On Dec. 28, state officials announced they had reached a settlement with Cardinal Health and AmerisourceBergen. They're expected to disclose settlement details - such as the monetary amount the two wholesalers will pay the state - in a news release Monday. The money will go to substance abuse prevention and treatment programs, state officials have said.

Previous settlements with smaller drug distributors have netted the state more than $11 million over the past year.

The lawsuits - filed by then-Attorney General Darrell McGraw in 2012 and inherited by Attorney General Patrick Morrisey - allege the wholesale distributors fueled the state's opioid epidemic by shipping an excessive number of pain pills to West Virginia.

Carper said the heroin and prescription painkiller problem has cost Kanawha County millions of dollars a year.

"The purpose of the letter is to protect the interest of local taxpayers," he said. "The ambulance service, sheriff department, 911 center, the fire department, the county, the city - these are the ones that have paid for all this suffering and misery, and they've been left out of the state's lawsuit. We've been left out."

Between 2007 and 2012, drug wholesalers shipped 66.6 million hydrocodone pills and 19.6 oxycodone tablets to Kanawha County, according to U.S. Drug Enforcement Administration data obtained by the Gazette-Mail.

Kanawha County isn't the first county to target the drug shippers that transport medications from manufacturers to pharmacies and hospitals.

On Dec. 30, the McDowell County Commission filed a lawsuit against the nation's three largest drug wholesalers and a Bluefield doctor.

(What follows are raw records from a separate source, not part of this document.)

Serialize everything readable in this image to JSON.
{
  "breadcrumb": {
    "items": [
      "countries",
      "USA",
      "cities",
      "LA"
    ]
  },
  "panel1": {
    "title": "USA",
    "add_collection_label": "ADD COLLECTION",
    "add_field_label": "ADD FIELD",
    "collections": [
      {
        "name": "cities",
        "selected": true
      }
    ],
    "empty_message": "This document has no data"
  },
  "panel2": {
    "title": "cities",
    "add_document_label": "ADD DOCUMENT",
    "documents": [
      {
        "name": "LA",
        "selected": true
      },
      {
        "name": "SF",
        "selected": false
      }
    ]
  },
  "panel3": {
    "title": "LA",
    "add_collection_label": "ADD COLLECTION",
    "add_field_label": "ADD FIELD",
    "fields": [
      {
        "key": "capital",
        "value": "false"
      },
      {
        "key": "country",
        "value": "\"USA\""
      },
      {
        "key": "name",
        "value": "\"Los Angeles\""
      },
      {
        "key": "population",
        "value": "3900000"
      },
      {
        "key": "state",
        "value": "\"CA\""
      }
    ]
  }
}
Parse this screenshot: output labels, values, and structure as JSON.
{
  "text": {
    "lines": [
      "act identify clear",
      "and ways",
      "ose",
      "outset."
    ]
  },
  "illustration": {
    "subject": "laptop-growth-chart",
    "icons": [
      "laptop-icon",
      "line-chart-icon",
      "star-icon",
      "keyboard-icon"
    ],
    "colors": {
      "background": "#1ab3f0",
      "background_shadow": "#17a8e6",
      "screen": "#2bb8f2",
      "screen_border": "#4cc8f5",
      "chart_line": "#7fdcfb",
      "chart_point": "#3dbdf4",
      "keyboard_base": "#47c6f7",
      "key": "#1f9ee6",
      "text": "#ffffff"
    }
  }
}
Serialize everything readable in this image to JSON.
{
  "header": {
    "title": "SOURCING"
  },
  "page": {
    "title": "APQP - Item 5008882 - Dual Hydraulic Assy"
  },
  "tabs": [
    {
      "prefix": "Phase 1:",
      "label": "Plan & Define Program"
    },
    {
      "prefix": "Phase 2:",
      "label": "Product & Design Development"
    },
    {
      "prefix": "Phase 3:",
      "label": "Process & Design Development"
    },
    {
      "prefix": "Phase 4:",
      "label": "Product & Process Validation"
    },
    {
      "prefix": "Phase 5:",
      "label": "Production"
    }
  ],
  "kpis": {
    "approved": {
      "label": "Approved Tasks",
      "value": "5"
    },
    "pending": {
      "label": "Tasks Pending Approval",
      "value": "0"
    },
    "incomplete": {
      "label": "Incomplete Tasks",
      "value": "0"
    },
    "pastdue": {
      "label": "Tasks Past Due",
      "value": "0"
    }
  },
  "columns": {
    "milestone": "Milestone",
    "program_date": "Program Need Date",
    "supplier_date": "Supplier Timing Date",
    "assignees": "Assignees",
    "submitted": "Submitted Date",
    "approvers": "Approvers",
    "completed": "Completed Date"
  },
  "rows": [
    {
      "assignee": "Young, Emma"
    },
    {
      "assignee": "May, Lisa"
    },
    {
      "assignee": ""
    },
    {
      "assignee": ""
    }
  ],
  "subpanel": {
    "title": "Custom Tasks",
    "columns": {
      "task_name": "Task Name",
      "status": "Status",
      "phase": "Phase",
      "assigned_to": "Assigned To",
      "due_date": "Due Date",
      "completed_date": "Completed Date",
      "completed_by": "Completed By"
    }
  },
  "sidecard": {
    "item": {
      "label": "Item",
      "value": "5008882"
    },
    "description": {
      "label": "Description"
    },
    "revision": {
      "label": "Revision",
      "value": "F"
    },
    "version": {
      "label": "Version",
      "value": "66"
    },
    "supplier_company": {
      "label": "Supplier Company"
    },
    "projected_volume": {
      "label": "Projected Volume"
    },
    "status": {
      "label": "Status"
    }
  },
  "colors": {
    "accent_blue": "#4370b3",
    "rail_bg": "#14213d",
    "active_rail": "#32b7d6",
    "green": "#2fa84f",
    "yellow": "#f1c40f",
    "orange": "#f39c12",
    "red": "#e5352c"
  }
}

The suit cited opioid drug shipping data published a week earlier in the Gazette-Mail - part of the newspaper's "Painkiller Profiteers" series, which found that drug wholesalers shipped 780 million hydrocodone and oxycodone pills to West Virginia in six years, while more than 1,700 people fatally overdosed on those two drugs.

McDowell County has the highest drug overdose death rate in the nation.

The drug wholesalers say they only ship drugs to licensed pharmacies that fill prescriptions from licensed doctors.